Monday, January 18, 2016

Yes, The Most Unlikely Candidate Could Win!

The most unlikely presidential candidate running this year could turn out to be the next President of the United States.
A person who would otherwise be a fringe candidate -- and someone who really belongs to neither party -- could occupy the White House when all is said and done.
This is a person who is a total maverick, a renegade; someone who's really out of the mainstream, or so it would seem.
No, we're not talking about Donald Trump.
We're talking about the man who would be; who could be; who very well may be America's first socialist president - Bernie Sanders.
Think it can't happen? Really?
You'd better think again. Because here's how it could all come about. Imagine this scenario:
Hillary continues to falter. Increasingly, she become a liability and looks like a loser. Astoundingly, she loses to Sanders in both Iowa and New Hampshire and, at the same time, her legal problems mount. Bill's unable to help her because all those bimbo eruptions return in reruns and he finds himself scarred as never before by his past misdeeds and runaway peccadillos. The two of them look more and more like damaged goods. They're Sandals Inc. Meanwhile, Bernie continues to pick up support and momentum from a Democrat electorate shifted to the far left by Barack Obama & Co. Amidst all this, it's too late for Joe Biden or any other Democrat to enter the race lest he or she be charged with sounding the death knell for the Clintons or spoiling the Sanders boomlet.
On the Republican side, both Donald Trump and Ted Cruz continue to pick up support and they really become the only two viable candidates. Cruz wins Iowa while Trump takes New Hampshire or Trump takes both and then South Carolina is up for grabs in what looks more and more like a two-man race between a certified polemicist (an ego-driven Lone Ranger with zillions to spend) and a brilliant debater, ideologue and rouge candidate who's managed to alienate not only all of his colleagues in the U. S. Senate but most of the Washington establishment as well.
So, there you have it. It become Sanders vs Trump or Cruz, with Trump seeming to have the edge right now. As the campaign progresses, the crafty Sanders begins to build a working coalition. Labor unions strongly unite behind him followed by social justice advocates, urban liberal elites, the disenfranchised (or those who think they are), people of color, secularists, statists, trial lawyers, take-to-the-street activists and even a fair share of guilt-ridden suburbanites. It's a ragtag collection, to be sure, but its numbers begin to add up. And as they add up, Democrats rush to close ranks as they almost always do.
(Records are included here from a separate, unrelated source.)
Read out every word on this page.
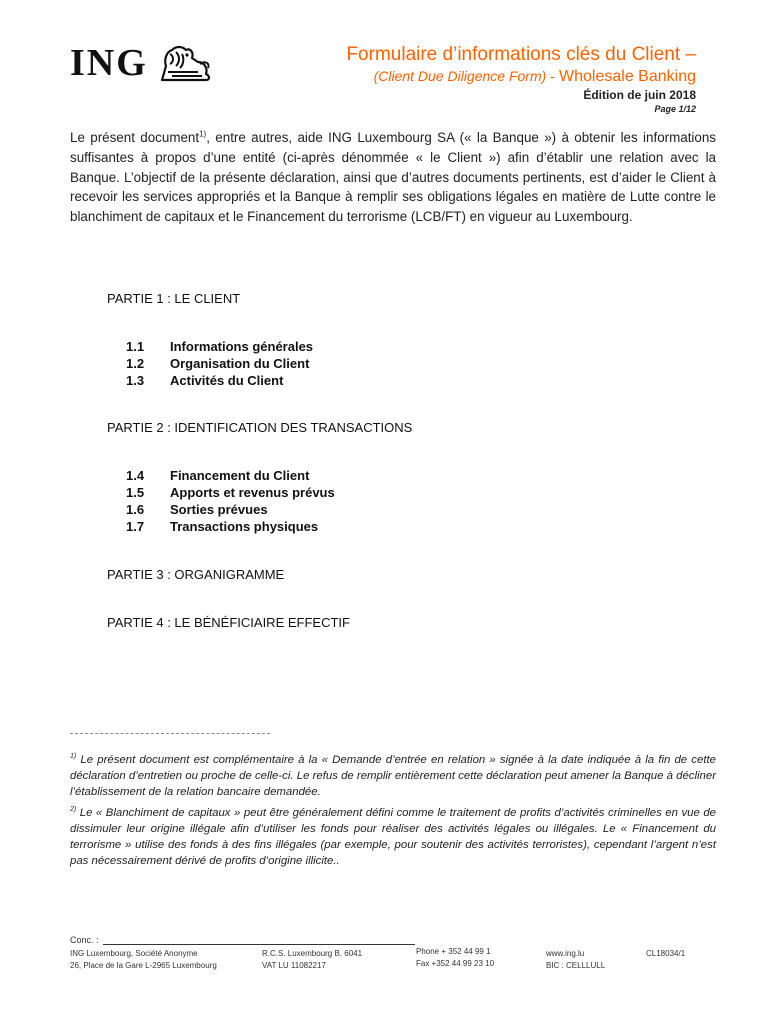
ING	Formulaire d’informations clés du Client –
(Client Due Diligence Form) - Wholesale Banking
Édition de juin 2018
Page 1/12
Le présent document$^{1)}$, entre autres, aide ING Luxembourg SA (« la Banque ») à obtenir les informations suffisantes à propos d’une entité (ci-après dénommée « le Client ») afin d’établir une relation avec la Banque. L’objectif de la présente déclaration, ainsi que d’autres documents pertinents, est d’aider le Client à recevoir les services appropriés et la Banque à remplir ses obligations légales en matière de Lutte contre le blanchiment de capitaux et le Financement du terrorisme (LCB/FT) en vigueur au Luxembourg.
PARTIE 1 : LE CLIENT
1.1	Informations générales
1.2	Organisation du Client
1.3	Activités du Client
PARTIE 2 : IDENTIFICATION DES TRANSACTIONS
1.4	Financement du Client
1.5	Apports et revenus prévus
1.6	Sorties prévues
1.7	Transactions physiques
PARTIE 3 : ORGANIGRAMME
PARTIE 4 : LE BÉNÉFICIAIRE EFFECTIF
$^{1)}$ Le présent document est complémentaire à la « Demande d’entrée en relation » signée à la date indiquée à la fin de cette déclaration d’entretien ou proche de celle-ci. Le refus de remplir entièrement cette déclaration peut amener la Banque à décliner l’établissement de la relation bancaire demandée.
$^{2)}$ Le « Blanchiment de capitaux » peut être généralement défini comme le traitement de profits d’activités criminelles en vue de dissimuler leur origine illégale afin d’utiliser les fonds pour réaliser des activités légales ou illégales. Le « Financement du terrorisme » utilise des fonds à des fins illégales (par exemple, pour soutenir des activités terroristes), cependant l’argent n’est pas nécessairement dérivé de profits d’origine illicite..
Conc. :
ING Luxembourg, Société Anonyme
26, Place de la Gare L-2965 Luxembourg
R.C.S. Luxembourg B. 6041
VAT LU 11082217
Phone + 352 44 99 1
Fax +352 44 99 23 10
www.ing.lu
BIC : CELLLULL
CL18034/1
Meanwhile, on the Republican side old line Party stalwarts sulk. They simply can't get over how they've been shut out. The Establishment spends a lot of time gazing into martinis, poking those green olives stuffed with pimento and feeling hopelessly jilted as they settle into the final episodes of Downton Abbey and wonder if they can even keep control of Congress. Overwhelmed by their usual gloom and doom, as the election grows near they do more and more to pull away from the party's standard bearer. In the end, the Party is a wrought and rung out as it was in 1968 and millions of moderate "Republicans" stay home or ("Shhhh!") actually vote for Sanders.
Result: Sanders wins!
By now, you're probably saying this simply can't and won't happen.
It too far afield -- too incredible.
But, remember -- this is a very, very crazy year.
Strange things are happening. And, it would appear that all bets are off for the foreseeable future.
Plus, there's this: A college in Illinois that has predicted every presidential election winner since 1975 says the next President of the United States will be Bernie Sanders. And the students of Western Illinois University haven't been wrong in more than 40 years.
Of course, they also say the GOP nominee will be Jeb Bush.
But then again -- stranger things have happened!